V and U for Different Rigid Body Rotations
For an object that is stretched by 100% along the x-axis, but not rotated,
the deformation gradient and polar decompositions are
\[
\begin{eqnarray}
{\bf F} & = & {\bf R} \cdot {\bf U} \\
\\
\left[ \matrix{ 2 & 0 \\ 0 & 1 } \right]
& = &
\left[ \matrix{ \cos 0^\circ & \!\!\!\!\text{-}\sin 0^\circ \\ \sin 0^\circ & \!\!\cos 0^\circ } \right]
\left[ \matrix{ 2 & 0 \\ 0 & 1 } \right]
\end{eqnarray}
\]
And the \({\bf V} \cdot {\bf R}\) polar decomposition is
\[
\begin{eqnarray}
{\bf F} & = & {\bf V} \cdot {\bf R} \\
\\
\left[ \matrix{ 2 & 0 \\ 0 & 1 } \right]
& = &
\left[ \matrix{ 2 & 0 \\ 0 & 1 } \right]
\left[ \matrix{ \cos 0^\circ & \!\!\!\!\text{-}\sin 0^\circ \\ \sin 0^\circ & \!\!\cos 0^\circ } \right]
\end{eqnarray}
\]
Yes, when there is no rotation, \({\bf U}\), \({\bf V}\), and \({\bf F}\) are all the same. They must be.
If the object is stretched 100% along the direction that was originally parallel to the
x-axis, and also rotated 90°, then the deformation gradient and
polar decompositions are
\[
\begin{eqnarray}
{\bf F} & = & {\bf R} \cdot {\bf U} \\
\\
\left[ \matrix{ 0 & \text{-}1 \\ 2 & \;0 } \right]
& = &
\left[ \matrix{ \cos 90^\circ & \!\!\!\!\text{-}\sin 90^\circ \\ \sin 90^\circ & \!\!\cos 90^\circ } \right]
\left[ \matrix{ 2 & 0 \\ 0 & 1 } \right]
\end{eqnarray}
\]
And the \({\bf V} \cdot {\bf R}\) polar decomposition is
\[
\begin{eqnarray}
{\bf F} & = & {\bf V} \cdot {\bf R} \\
\\
\left[ \matrix{ 0 & \text{-}1 \\ 2 & \;0 } \right]
& = &
\left[ \matrix{ 1 & 0 \\ 0 & 2 } \right]
\left[ \matrix{ \cos 90^\circ & \!\!\!\!\text{-}\sin 90^\circ \\ \sin 90^\circ & \!\!\cos 90^\circ } \right]
\end{eqnarray}
\]
The \({\bf U}\) stretch tensor hasn't changed between the 0° and 90° rotation example, however the
\({\bf V}\) stretch tensor has (as well as \({\bf F}\)). \({\bf V}\)'s components always correspond to
deformations that are described after the rotation takes place.
Discussion
So what have we learned here? That any deformed state can be described
in (at least) two different ways. In the first, the object is deformed,
then rotated. In the second, it is rotated, then deformed. So which is
more correct? The answer is neither. Both are perfectly valid. In fact,
it is more likely that the object rotates and deforms
simultaneously. But if all you have is the final deformed state
from a calculation, probably FEA, then all you can do is apply a
polar decomposition.
Everyone always wants to know, "But which one, \({\bf R}\cdot{\bf U}\) or
\({\bf V}\cdot{\bf R}\)
should I use?"
Again, neither is more or less correct than the other.

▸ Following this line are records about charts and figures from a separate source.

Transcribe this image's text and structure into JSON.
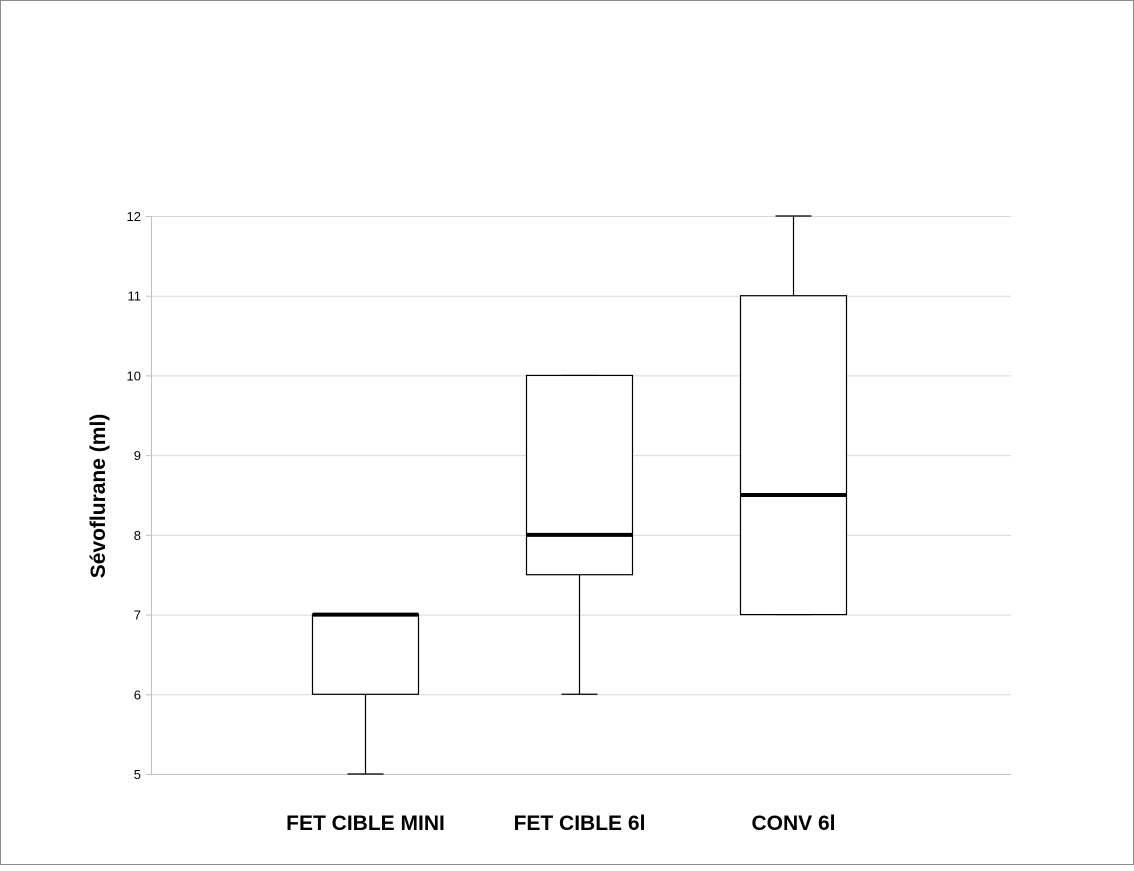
{
  "chart_data": {
    "type": "boxplot",
    "title": "",
    "xlabel": "",
    "ylabel": "Sévoflurane (ml)",
    "ylim": [
      5,
      12
    ],
    "yticks": [
      "5",
      "6",
      "7",
      "8",
      "9",
      "10",
      "11",
      "12"
    ],
    "grid": true,
    "categories": [
      "FET CIBLE MINI",
      "FET CIBLE 6l",
      "CONV 6l"
    ],
    "boxes": [
      {
        "min": 5,
        "q1": 6,
        "median": 7,
        "q3": 7,
        "max": 7
      },
      {
        "min": 6,
        "q1": 7.5,
        "median": 8,
        "q3": 10,
        "max": 10
      },
      {
        "min": 7,
        "q1": 7,
        "median": 8.5,
        "q3": 11,
        "max": 12
      }
    ],
    "colors": {
      "box_stroke": "#000000",
      "box_fill": "#ffffff",
      "grid": "#d9d9d9",
      "axis": "#bfbfbf"
    }
  }
}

Both describe the exact same deformed state.
The usual determining factor is whether one
prefers to think of the deformations as occurring in the reference
orientation, or in the final rotated state. Nevertheless, the usual
preference is to use \({\bf F} = {\bf R}\cdot{\bf U}\) because
it is normally easier to relate the
strains back to the undeformed
orientation. This leads to the
Green strain definition that is
popular in tire mechanics and will be discussed in a few more pages.
One last example: One could assume that an object is stretched in the x-direction,
and then rotated 90°. In this case, the \(\epsilon_{xx}\) strain
is non-zero. Alternatively, one could just as well assume that the object
was rotated 90° first, then stretched in the vertical direction, giving
a non-zero \(\epsilon_{yy}\) strain. If all you've got is the final
deformed shape to work with, then either path works.
And one last note: All this hints at a larger issue. It is the question,
"Of all the definitions of strain, which is the best?" The answer is,
"Neither is necessarily more or less correct than any other." Some
are just more convenient than others for a given application.
We will come back to this topic later.